Certo é que a receita, os truques, os sabores ricos do ovo, do limão e da canela me ficaram na memória. E é quase automática a forma como misturo os ingredientes e deixo os aromas invadir a casa e o apetite dos meus convidados.
Não é que eu seja um rapaz muito namoradeiro. Gosto dos pequenos prazeres da vida, e sim, gosto de ser arrebatado pela paixão de um novo amor. Em contrapartida, gosto de impressionar as novas paixões com os paladares aveludados da aletria que se tornou, entretanto, a minha imagem de marca. Para quê oferecer rosas, quando se tem uma sobremesa e duas colheres?
Daqui a 10 minutos a Sara deve estar a tocar à campainha. Conhecia-a há cerca de um mês, nem queiram imaginar: na fila do supermercado! Ela ia pagar um sumo e uma pizza congelada, e eu não me contive, tentei ser engraçadinho. “Não me diga que vai jantar isso! Mais valia vir jantar a minha casa, que sempre comia algo mais apetitoso e saudável...” Ela primeiro olhou-me de alto a baixo, e depois riu-se. Trocámos conversa, piadas, provocações, e a verdade é que daí a pouco estávamos mesmo a combinar um jantar.

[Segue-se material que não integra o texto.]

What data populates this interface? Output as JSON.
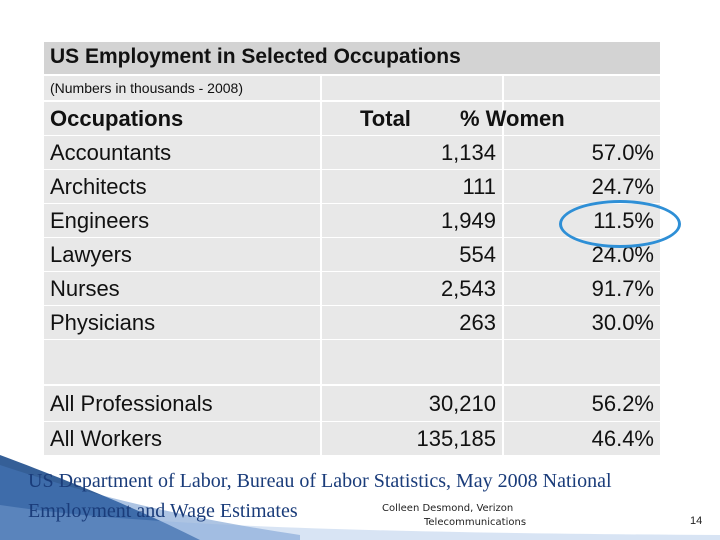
{
  "title": "US Employment in Selected Occupations",
  "subtitle": "(Numbers in thousands - 2008)",
  "headers": {
    "occupation": "Occupations",
    "total": "Total",
    "women": "% Women"
  },
  "rows": [
    {
      "occupation": "Accountants",
      "total": "1,134",
      "women": "57.0%"
    },
    {
      "occupation": "Architects",
      "total": "111",
      "women": "24.7%"
    },
    {
      "occupation": "Engineers",
      "total": "1,949",
      "women": "11.5%"
    },
    {
      "occupation": "Lawyers",
      "total": "554",
      "women": "24.0%"
    },
    {
      "occupation": "Nurses",
      "total": "2,543",
      "women": "91.7%"
    },
    {
      "occupation": "Physicians",
      "total": "263",
      "women": "30.0%"
    }
  ],
  "summary": [
    {
      "occupation": "All Professionals",
      "total": "30,210",
      "women": "56.2%"
    },
    {
      "occupation": "All Workers",
      "total": "135,185",
      "women": "46.4%"
    }
  ],
  "source": "US Department of Labor, Bureau of Labor Statistics, May 2008 National Employment and Wage Estimates",
  "watermark": {
    "line1": "Colleen Desmond, Verizon",
    "line2": "Telecommunications"
  },
  "page_number": "14",
  "colors": {
    "highlight_circle": "#2e8fd6",
    "source_text": "#1a3c7a",
    "cell_bg": "#e8e8e8",
    "title_bg": "#d3d3d3"
  }
}
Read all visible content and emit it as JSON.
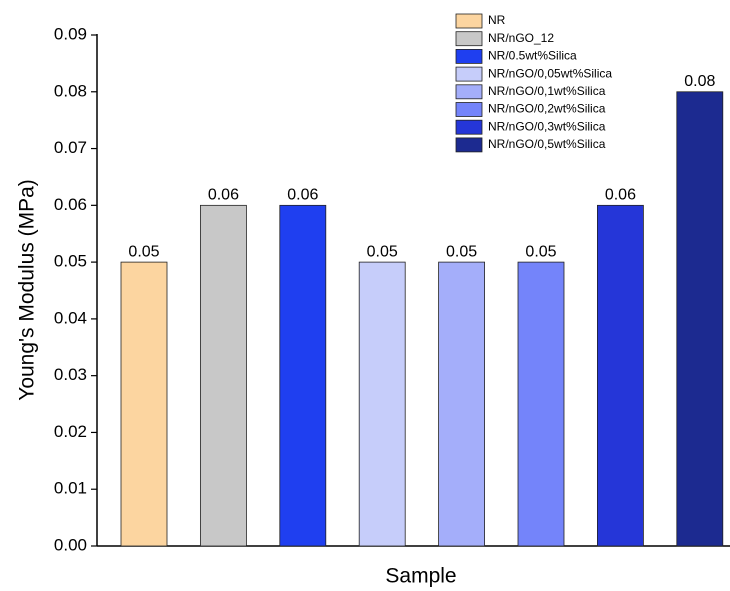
{
  "chart_data": {
    "type": "bar",
    "x_label": "Sample",
    "y_label": "Young's Modulus (MPa)",
    "categories": [
      null,
      null,
      null,
      null,
      null,
      null,
      null,
      null
    ],
    "series": [
      {
        "name": "NR",
        "color": "#fcd5a0",
        "values": [
          0.05,
          null,
          null,
          null,
          null,
          null,
          null,
          null
        ]
      },
      {
        "name": "NR/nGO_12",
        "color": "#c8c8c8",
        "values": [
          null,
          0.06,
          null,
          null,
          null,
          null,
          null,
          null
        ]
      },
      {
        "name": "NR/0.5wt%Silica",
        "color": "#1f3ff0",
        "values": [
          null,
          null,
          0.06,
          null,
          null,
          null,
          null,
          null
        ]
      },
      {
        "name": "NR/nGO/0,05wt%Silica",
        "color": "#c6cdfa",
        "values": [
          null,
          null,
          null,
          0.05,
          null,
          null,
          null,
          null
        ]
      },
      {
        "name": "NR/nGO/0,1wt%Silica",
        "color": "#a4aefa",
        "values": [
          null,
          null,
          null,
          null,
          0.05,
          null,
          null,
          null
        ]
      },
      {
        "name": "NR/nGO/0,2wt%Silica",
        "color": "#7484fa",
        "values": [
          null,
          null,
          null,
          null,
          null,
          0.05,
          null,
          null
        ]
      },
      {
        "name": "NR/nGO/0,3wt%Silica",
        "color": "#2536d8",
        "values": [
          null,
          null,
          null,
          null,
          null,
          null,
          0.06,
          null
        ]
      },
      {
        "name": "NR/nGO/0,5wt%Silica",
        "color": "#1c2a90",
        "values": [
          null,
          null,
          null,
          null,
          null,
          null,
          null,
          0.08
        ]
      }
    ],
    "ylim": [
      0,
      0.09
    ],
    "yticks": [
      {
        "value": 0,
        "label": "0.00"
      },
      0.01,
      0.02,
      0.03,
      0.04,
      0.05,
      0.06,
      0.07,
      0.08,
      0.09
    ],
    "legend": "upper right"
  }
}
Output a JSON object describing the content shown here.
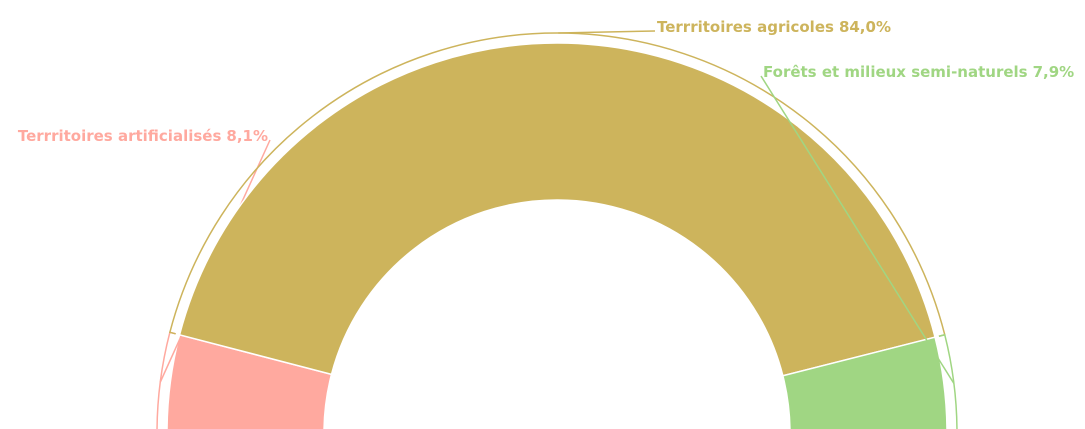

Hoje é a primeira vez que a Sara vai provar a minha famosa aletria. Enquanto aguardo que ela chegue, esmero-me a colocar o preparado nas taças, polvilhando a canela com vagar e precisão por cima daqueles fios deliciosos de cor amarela e cremosa. Se a Sara sentir metade do meu entusiasmo e felicidade ao provar esta aletria, já fiquei a ganhar.